Figure 6 gives the symptoms scores for the 5 patients during 12 months of followup after each of IA1-2018 and IA2-2020. Each chart is for a patient for one of the 12 month periods. There are four symptom groups, the lines plot the change in symptom scores. Scores in the grey zone indicate no change or worsening. Bearing in mind that this is an unblinded study, the results are a bit underwhelming. It's possible that three patients got some benefit from the treatment.

Although some placebo-treated patients showed an improvement in randomized placebo-controlled trials (RCT) in ME/CFS [18,31], the reproducibility and the long lasting symptom improvement associated with a significantly decreased frequency of memory B cells, increased frequency of plasma cells, and lower autoantibody concentration six month after IA1 rather speaks against an unspecific effect. Further, although being considered unlikely, IgG replacement at the end of IA may have an immunomodulatory effect. Therefore, we have intentionally kept the IgG dose in the current study lower to minimize this potential effect.

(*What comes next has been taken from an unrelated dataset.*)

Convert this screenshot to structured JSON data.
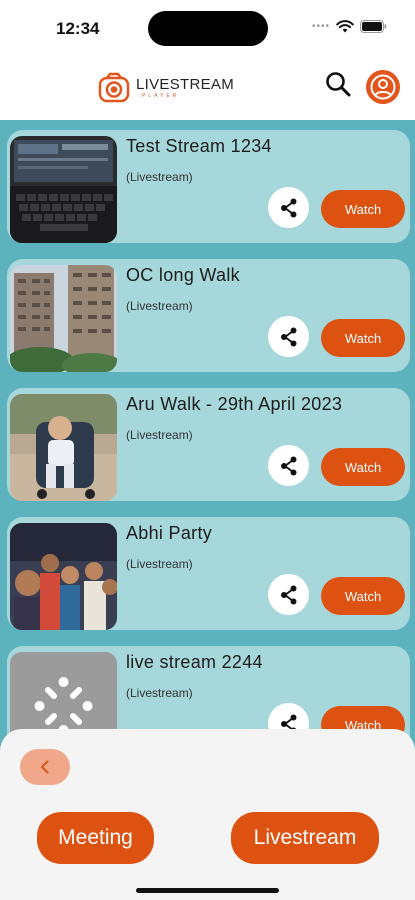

The authors note that people with ME/CFS treated with a placebo have reported improvements (that's the Norwegian rituximab study), but suggest that this is not what is happening here. They suggest the reproducibility and the long lasting symptom improvement are arguments against that. I'm not so sure when I look at Figure 6 that reproducibility and long lasting symptom improvement were better than what might be expected from a placebo.

It's good that this group is looking at the auto-antibody possibility. I'd love that to be the answer. But I don't see convincing evidence here. Perhaps it is for a relatively small subset.